*someone just said this on whatever cooking show is on in the background. "My mum used to make this when we were kiddles... right Kate, let's make a chowder! Nut brown butter!" Who is this chump? Why are there so many chumps on the television? CHUMP TV.
I was going to write a post about how people keep asking me for love life advice* despite the fact that my love life is best described as 'strikingly disorganised' but then I got distracted by the internet, specifically the 'type bears into Google Image Search' part of the internet, and now I can't remember how the rest of the post was going to go.
So I decided instead to take a photo of the huge tomato we grew (it is at least a C cup) but while I was looking for the cord that connects the camera to the laptop I found a couple of old notebooks.
Things that at the time seemed like nuggets of purest golden genius now seem like ripsnorting insanity, like the plan I had to revive the health system by videotaping operations and allowing patients/friends of patients to buy the tape afterwards.
The notebooks appear to be evenly split between philosophical thoughts ('what if birds exploded,**'), band names ('Fuck the Chutney'), things that no longer make any sense ('Secret Secret Pig') and notes to self ('new rule: NO reporters.')
I don't know why there are so many band names when I don't have a band.
I also don't know why I wrote 'BatChap' three times in the same notebook.
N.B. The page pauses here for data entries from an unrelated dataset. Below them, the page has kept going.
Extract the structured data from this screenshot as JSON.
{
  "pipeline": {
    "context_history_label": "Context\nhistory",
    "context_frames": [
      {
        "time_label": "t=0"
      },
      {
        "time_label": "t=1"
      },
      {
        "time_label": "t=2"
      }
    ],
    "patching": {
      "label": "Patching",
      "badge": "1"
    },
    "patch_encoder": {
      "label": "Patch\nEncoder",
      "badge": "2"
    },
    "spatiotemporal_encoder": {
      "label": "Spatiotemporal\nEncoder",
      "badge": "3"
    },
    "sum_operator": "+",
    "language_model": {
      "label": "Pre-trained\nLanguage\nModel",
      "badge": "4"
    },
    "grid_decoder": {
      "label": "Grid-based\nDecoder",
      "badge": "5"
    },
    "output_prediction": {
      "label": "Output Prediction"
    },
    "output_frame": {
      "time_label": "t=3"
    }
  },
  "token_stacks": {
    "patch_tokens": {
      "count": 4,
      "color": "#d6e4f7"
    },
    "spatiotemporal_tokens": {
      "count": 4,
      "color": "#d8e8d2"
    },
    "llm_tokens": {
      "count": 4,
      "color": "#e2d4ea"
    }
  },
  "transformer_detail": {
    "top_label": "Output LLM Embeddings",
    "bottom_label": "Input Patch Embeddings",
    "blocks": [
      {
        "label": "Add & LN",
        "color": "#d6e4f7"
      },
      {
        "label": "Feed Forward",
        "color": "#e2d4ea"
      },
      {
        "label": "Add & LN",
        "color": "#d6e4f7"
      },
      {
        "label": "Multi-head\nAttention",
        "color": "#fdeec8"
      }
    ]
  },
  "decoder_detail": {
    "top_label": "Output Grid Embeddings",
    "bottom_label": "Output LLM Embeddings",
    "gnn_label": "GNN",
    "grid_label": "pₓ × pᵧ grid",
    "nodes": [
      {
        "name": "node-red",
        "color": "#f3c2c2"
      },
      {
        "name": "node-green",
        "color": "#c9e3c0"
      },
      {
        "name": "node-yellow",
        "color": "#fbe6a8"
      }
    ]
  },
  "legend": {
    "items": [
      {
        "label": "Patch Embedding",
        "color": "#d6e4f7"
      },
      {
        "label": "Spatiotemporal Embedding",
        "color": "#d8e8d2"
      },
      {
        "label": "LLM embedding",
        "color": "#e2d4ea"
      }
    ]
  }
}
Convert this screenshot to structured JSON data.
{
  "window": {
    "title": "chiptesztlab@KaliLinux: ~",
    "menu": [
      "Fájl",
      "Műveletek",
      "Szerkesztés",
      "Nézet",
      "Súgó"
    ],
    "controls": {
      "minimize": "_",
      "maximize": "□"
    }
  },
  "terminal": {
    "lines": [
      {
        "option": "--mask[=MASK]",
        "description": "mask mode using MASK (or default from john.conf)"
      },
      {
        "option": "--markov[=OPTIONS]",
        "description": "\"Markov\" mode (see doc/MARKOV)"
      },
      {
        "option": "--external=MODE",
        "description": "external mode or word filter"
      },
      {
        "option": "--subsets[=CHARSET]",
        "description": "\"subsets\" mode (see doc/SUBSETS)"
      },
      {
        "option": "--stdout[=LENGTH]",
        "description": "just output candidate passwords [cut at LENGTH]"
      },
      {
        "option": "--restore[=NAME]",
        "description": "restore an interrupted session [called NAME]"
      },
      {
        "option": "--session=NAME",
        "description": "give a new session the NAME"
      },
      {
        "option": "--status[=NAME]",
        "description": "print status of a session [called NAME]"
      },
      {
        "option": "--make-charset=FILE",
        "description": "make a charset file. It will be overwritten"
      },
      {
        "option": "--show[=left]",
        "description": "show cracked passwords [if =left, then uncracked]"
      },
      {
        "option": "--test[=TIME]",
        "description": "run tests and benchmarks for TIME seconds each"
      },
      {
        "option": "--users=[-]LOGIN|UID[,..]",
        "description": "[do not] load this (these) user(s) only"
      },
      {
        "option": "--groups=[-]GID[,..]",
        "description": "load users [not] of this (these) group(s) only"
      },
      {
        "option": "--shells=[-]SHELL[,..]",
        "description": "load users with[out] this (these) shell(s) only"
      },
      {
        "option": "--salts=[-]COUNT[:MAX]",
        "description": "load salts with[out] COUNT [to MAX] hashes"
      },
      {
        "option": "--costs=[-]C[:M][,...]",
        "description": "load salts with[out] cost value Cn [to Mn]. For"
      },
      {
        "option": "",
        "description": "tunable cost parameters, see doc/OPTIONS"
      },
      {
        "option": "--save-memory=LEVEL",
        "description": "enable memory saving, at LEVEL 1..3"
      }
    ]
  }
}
I think I may have been trying to rename Batman.
I wonder if anyone would actually make Hoverbear? I would totally watch it.
*some classic love life advice from me: "Write I Love You on your bum and moon him at the office." I know, right? Pretty fucking romantic.
**well, what if they did? Other thoughts in this vein included 'what if I was magnetic' and 'imagine if you were stuck somewhere and the only way you could be rescued was by farting SOS in Morse Code.' Yes. Imagine.
6 comments:
Fuck the Chutney sounds like it could be a refrain from an early System of a Down tune.
ha x
Who is Chutney? Is she hot?
Hovertiger... hoverwombat. Invisible secret hoverpig... You may be onto something here.
I'm trying to think of a legitimate place you'd be stuck where the ONLY way out was farting SOS and the only thing I can think of is a public toilet. And even then I'm not sure it would be necessary.
I would love to start a heavy metal or death metal band and call it "The Banjo & Washboard Band". We would be invited to folk festivals and be TOTALLY out of place. Or to metal festivals and no one would visit our stage.
Unfortunately, I have no musical talent and will have to come up with a NEW plan to mind-fuck on a mass scale.